Posted Feb 14, 2006 19:30 UTC (Tue) by sepreece
In reply to: GPL useless?
Parent article: FSF: GPLv3 Update #2
There are many kinds of dependency and use that do not make a piece of software (or hardware) a derivative work under copyright law. There is also a fair amount of uncertainty about exactly what does make one piece of software a derivative work of another.
Using published interfaces of a work is very unlikely to create a derivative work, since the interfaces are functional (rather than expressive) and therefore out of the scope of copyright law.
However, the specific boundaries are case law and subject to interpretation.
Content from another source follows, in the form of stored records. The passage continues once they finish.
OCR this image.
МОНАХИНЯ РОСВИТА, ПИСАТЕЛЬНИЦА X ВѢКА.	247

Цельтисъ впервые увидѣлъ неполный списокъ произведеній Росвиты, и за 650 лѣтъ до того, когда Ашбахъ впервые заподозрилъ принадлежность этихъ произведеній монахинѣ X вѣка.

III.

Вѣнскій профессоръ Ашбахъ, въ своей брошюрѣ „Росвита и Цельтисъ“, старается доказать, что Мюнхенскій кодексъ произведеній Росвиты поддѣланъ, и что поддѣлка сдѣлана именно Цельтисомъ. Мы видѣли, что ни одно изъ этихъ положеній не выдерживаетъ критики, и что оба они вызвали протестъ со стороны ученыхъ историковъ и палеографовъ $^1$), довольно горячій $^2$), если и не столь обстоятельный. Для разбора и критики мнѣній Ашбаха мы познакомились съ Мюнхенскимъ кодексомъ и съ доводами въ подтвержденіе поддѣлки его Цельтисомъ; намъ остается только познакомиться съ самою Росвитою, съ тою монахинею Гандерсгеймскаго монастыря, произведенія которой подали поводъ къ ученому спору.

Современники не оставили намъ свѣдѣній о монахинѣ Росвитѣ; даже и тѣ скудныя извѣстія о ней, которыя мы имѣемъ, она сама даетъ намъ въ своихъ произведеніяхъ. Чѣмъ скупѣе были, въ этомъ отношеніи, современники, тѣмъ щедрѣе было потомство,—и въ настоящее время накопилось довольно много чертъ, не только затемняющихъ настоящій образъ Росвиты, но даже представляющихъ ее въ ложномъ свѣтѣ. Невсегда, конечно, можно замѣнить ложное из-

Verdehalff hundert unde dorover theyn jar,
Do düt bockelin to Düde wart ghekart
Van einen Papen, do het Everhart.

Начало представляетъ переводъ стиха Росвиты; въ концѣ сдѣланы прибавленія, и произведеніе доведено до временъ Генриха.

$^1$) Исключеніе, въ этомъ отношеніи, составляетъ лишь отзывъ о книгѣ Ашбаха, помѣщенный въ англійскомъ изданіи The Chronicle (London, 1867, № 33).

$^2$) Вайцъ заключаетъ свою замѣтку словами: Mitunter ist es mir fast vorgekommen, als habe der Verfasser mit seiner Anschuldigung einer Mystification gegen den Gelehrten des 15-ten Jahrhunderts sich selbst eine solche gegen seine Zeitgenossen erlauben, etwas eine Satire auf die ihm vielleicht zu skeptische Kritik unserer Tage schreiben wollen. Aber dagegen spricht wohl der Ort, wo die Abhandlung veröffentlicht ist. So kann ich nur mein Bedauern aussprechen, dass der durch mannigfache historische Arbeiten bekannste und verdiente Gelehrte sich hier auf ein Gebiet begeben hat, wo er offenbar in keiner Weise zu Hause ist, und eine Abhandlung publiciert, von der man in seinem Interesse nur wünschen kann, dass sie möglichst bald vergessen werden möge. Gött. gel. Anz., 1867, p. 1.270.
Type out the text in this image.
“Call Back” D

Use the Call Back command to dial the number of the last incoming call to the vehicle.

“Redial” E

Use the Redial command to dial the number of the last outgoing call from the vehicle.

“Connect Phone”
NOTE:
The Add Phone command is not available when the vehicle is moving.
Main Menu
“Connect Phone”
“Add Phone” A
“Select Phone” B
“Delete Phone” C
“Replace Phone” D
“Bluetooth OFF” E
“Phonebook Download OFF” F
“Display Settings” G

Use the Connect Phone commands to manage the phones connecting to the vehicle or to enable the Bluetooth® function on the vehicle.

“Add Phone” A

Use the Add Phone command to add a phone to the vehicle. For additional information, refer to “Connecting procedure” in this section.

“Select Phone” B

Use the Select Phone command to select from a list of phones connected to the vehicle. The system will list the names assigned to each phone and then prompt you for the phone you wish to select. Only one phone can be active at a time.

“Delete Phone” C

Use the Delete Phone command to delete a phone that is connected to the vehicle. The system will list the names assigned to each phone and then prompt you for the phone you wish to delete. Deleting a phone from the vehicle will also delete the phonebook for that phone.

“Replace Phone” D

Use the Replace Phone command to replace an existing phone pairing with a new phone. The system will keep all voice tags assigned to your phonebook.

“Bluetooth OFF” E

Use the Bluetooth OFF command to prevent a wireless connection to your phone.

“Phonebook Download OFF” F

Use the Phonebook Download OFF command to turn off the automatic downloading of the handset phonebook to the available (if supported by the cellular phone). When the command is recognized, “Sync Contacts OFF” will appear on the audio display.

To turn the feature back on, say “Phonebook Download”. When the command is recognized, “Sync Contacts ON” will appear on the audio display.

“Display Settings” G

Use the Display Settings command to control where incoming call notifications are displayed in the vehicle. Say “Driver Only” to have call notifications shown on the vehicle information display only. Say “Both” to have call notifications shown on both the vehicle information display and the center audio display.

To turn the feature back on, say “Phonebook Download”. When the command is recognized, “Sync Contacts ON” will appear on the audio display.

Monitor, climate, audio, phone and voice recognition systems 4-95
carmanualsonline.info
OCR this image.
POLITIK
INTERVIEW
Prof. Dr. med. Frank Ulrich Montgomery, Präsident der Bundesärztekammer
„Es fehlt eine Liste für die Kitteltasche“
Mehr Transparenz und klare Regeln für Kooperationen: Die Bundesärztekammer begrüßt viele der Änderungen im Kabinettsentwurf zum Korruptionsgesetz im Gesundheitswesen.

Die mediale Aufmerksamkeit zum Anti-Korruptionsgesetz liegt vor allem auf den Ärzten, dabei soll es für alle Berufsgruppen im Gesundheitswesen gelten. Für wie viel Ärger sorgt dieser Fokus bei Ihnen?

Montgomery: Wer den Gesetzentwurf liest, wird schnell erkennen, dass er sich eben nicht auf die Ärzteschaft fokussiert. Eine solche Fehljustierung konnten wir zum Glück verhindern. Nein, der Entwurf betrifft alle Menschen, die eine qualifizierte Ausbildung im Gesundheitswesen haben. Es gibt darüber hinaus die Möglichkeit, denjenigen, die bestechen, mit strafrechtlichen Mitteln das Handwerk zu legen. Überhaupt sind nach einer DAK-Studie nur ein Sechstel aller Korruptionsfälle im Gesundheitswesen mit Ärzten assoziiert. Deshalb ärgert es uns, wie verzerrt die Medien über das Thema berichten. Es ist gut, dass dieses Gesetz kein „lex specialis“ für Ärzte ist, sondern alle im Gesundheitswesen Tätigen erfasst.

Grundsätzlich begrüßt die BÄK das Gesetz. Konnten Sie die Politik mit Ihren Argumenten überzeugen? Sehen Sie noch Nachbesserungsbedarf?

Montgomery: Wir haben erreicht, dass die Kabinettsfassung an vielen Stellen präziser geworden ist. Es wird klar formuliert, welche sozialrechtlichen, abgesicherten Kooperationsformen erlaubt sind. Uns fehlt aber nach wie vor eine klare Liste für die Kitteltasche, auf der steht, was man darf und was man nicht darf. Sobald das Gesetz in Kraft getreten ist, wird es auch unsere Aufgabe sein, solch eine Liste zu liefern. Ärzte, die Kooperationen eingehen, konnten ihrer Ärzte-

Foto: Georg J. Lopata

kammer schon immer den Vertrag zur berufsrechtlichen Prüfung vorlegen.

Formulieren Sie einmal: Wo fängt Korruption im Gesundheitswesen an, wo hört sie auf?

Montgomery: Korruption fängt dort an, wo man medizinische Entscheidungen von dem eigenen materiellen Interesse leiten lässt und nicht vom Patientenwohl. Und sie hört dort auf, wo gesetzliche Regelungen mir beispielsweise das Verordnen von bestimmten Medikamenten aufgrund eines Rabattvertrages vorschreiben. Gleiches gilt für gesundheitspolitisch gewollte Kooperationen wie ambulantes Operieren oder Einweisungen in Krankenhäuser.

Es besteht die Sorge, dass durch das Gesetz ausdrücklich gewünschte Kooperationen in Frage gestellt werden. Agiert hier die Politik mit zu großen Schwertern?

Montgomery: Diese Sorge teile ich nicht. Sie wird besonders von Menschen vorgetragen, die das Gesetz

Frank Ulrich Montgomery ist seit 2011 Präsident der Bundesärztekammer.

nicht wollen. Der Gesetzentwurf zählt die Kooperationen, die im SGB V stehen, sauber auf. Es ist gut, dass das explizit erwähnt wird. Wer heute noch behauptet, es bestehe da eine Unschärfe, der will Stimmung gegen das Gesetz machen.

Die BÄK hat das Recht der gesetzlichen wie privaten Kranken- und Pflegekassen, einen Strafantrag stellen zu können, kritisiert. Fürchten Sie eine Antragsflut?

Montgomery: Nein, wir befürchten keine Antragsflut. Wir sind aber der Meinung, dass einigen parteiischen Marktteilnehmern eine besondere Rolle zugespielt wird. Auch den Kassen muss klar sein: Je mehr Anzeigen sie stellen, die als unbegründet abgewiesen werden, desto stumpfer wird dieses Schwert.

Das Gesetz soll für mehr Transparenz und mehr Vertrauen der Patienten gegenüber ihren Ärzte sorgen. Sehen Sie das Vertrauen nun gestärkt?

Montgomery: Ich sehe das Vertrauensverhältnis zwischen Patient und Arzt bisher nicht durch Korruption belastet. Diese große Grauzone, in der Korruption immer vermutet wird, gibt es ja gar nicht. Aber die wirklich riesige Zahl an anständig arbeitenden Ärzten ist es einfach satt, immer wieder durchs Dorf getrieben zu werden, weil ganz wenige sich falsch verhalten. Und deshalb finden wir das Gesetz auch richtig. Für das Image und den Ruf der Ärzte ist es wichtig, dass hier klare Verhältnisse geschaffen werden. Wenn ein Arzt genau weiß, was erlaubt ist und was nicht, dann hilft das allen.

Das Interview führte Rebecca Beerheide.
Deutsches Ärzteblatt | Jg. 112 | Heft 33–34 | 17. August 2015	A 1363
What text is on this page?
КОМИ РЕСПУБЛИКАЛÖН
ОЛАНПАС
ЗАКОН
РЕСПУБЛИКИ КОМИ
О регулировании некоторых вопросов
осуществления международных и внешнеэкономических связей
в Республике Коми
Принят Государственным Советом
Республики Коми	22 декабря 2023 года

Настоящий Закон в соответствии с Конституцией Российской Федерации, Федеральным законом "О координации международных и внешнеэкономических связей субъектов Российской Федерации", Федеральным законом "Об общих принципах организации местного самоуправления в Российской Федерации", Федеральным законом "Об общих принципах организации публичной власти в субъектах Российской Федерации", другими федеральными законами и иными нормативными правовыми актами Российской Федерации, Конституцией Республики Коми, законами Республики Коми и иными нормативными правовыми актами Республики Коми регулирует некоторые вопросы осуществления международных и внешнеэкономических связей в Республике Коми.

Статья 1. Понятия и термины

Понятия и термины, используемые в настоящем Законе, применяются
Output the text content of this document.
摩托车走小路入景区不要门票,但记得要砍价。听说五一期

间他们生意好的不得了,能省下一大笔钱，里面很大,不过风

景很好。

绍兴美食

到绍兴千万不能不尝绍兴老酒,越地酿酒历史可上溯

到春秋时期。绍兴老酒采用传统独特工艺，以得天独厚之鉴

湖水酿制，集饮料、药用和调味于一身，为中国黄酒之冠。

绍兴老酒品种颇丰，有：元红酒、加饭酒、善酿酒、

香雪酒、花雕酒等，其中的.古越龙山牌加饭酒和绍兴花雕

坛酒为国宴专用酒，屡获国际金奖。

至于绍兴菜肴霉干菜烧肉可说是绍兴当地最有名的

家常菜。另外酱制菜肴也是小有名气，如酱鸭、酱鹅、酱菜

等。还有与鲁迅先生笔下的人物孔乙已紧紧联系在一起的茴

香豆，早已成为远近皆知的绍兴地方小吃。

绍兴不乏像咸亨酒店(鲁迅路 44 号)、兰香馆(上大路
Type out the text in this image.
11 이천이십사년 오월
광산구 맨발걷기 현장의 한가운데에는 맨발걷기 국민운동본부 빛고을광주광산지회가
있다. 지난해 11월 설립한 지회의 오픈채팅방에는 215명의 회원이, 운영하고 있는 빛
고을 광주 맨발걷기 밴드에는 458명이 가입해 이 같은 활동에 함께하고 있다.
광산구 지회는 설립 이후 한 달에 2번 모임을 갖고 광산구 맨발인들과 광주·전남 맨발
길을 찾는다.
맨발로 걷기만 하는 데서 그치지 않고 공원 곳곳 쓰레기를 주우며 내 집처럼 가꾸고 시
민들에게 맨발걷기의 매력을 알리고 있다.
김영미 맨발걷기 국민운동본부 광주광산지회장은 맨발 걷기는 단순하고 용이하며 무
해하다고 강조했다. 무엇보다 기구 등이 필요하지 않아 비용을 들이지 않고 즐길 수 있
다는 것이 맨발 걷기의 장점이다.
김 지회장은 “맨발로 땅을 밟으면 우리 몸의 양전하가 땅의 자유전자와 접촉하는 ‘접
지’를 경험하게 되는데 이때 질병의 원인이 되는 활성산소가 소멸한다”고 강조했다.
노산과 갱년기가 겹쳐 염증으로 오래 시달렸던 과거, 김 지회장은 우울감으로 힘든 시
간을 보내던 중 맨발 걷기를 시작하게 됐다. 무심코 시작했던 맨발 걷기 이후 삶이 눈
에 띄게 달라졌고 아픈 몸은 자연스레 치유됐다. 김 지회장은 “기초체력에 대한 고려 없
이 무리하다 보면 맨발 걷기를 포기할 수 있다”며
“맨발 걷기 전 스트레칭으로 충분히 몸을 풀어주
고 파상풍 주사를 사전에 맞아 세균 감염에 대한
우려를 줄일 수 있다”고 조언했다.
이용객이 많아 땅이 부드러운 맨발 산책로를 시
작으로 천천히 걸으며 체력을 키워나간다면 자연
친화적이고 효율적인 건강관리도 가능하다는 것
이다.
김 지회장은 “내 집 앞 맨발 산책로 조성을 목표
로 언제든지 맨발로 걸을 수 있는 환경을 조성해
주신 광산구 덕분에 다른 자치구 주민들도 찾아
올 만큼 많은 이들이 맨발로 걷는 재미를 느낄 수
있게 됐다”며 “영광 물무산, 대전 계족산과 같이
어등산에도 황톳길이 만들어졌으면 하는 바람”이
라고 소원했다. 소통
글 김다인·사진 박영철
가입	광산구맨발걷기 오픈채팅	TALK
Linux-based embedded devices typically include Linux (sometimes modified to suit the hardware), device drivers (possibly standard ones, possibly specific to the hardware), and a set of device-specific applications. In the case of a Linux-based phone, for instance, all the code that makes it a phone is application code that just runs on top of Linux, using standard interfaces.
However, GPLv3 draft 1 goes beyond the scope of copyright in the restrictions it imposes. It says, in effect, that if you want to distribute the GPLv3ed work, you must satisfy those restrictions, which seem to include the ability to update the GPLv3ed software and have the device behave the same as it did before. One could argue about whether that restriction includes the operation of other software embedded in the device.